The list of predicates are those we used in our 2023 article:
Graham S, Yates D, El-Roby A, Brousseau C, Ellens J, McDermott C. Relationship Prediction in a Knowledge Graph Embedding Model of the Illicit Antiquities Trade. Advances in Archaeological Practice. 2023;11(2):126-138. doi:10.1017/aap.2023.1
You can modify the script 'suggest_predicates.py' and feed it a good example text of the material you're working on to see what it suggests - modify the last few lines to point to your own text. Modify the verbs in its rules etc. It's a combination of predifined synonyms and LLM. Give it a whirl, see what you think. Currently tuned towards the antiquities trade.
I call this 'steamroller' because it's meant to take a towering edifice of unstructured text and flatten it into a knowledge graph. You define your list of predicates, and then run the pipeline. At the other end, you get a csv and a gexf file for further exploration and analysis.
The idea is that we remove ambiguity in the text by writing out personal names fully, removing citations if they exist, and then using coreference resolution to make it clear what actor is doing what. Then we use a language model to extract the triplets according to the template. The pipeline pauses after that and marks up which results don't conform to the desired list of predicates (or are not in triplet form). The user can make adjustments, then the pipeline resumes to do the final reshaping.

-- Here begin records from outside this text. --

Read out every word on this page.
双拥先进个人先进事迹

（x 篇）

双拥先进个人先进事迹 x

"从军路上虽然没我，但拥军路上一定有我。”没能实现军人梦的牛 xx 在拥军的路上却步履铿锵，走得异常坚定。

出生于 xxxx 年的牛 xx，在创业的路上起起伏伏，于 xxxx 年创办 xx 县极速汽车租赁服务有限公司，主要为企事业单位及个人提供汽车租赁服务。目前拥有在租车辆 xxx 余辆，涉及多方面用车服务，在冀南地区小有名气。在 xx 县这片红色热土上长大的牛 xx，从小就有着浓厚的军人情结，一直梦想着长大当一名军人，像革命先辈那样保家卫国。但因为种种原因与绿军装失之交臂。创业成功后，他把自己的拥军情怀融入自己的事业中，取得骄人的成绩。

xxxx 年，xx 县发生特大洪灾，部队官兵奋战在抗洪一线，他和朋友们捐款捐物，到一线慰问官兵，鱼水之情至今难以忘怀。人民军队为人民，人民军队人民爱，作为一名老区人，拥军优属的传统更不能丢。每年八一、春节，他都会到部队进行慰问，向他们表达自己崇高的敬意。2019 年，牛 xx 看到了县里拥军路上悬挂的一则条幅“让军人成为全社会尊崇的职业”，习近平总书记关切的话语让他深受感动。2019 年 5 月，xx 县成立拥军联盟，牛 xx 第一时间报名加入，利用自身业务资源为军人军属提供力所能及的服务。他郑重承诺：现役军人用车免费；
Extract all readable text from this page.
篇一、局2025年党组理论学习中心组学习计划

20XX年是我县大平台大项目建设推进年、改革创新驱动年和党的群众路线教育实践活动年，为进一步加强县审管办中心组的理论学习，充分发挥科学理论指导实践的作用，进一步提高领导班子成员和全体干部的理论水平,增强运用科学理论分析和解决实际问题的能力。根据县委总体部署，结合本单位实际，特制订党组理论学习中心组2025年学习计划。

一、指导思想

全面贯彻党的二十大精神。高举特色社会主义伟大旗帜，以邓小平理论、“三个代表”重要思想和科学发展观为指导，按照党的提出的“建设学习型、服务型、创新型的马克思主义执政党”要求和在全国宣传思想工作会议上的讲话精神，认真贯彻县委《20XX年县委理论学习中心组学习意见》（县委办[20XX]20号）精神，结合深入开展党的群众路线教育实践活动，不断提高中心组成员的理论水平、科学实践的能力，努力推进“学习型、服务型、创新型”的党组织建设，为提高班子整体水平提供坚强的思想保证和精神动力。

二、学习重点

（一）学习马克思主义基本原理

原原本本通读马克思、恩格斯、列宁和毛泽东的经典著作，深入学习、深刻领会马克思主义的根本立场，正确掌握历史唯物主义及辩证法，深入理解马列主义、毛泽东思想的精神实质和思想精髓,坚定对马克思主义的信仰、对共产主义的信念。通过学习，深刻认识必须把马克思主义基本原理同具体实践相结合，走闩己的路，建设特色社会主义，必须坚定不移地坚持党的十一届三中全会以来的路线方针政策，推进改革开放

The results of each step are written to a new folder. The user might want to run the pipeline one step at a time, or perhaps skip a step. If you do skip a step, just make sure to adjust the code for the next step so that it reads the correct folder.
$ conda create -n steamroller python=3.11
$ conda activate steamroller
$ conda install -c conda-forge spacy=3.5.0
$ conda install -c conda-forge spacy-transformers
$ python -m spacy download en_core_web_trf=3.5.0
$ python -m spacy download en_core_web_lg
$ conda install -c conda-forge protobuf
$ conda install -c conda-forge sentencepiece
$ python -m pip install coreferee
$ python -m coreferee install en
$ pip install llm
$ pip install pandas
$ pip install networkx
...for whatever reason, all of those installs weren't working on my local machine using a requirements.txt file. Anywho. (Indeed, ultimately it turned out that I had an older version of conda that needed updating and fixing. Read those error messages carefully, folks.)
Then, use llm llm.datasette.io to set your model preference. You have to set an alias for whatever model you're going to use as 'themodel'. E.g:
llm install llm-groq
llm keys set groq
llm aliases set themodel groq-llama3.1-70b
llm -m themodel 'is this thing on'
Structure will be:
steamroller/
├── src/
│ ├── name_replacement.py
│ ├── citation_removal.py
│ ├── coref_resolution.py
│ ├── triplet_extraction.py
│ └── csv_processing.py
├── source-texts/ #(Place your input .txt files here)
├── results/
│ └── step-one/
│ └── step-two/
│ └── step-three/
│ └── step-four/
│ └── step-five/
│ └── finished/
├── requirements.txt
└── run_pipeline.sh
You might need to chmod +x run_pipeline.sh
Then: ./run_pipeline.sh
The coreference resolution was working wonderfully in google colab, but I'm having a devil of a time making it work locally. Your milage may vary.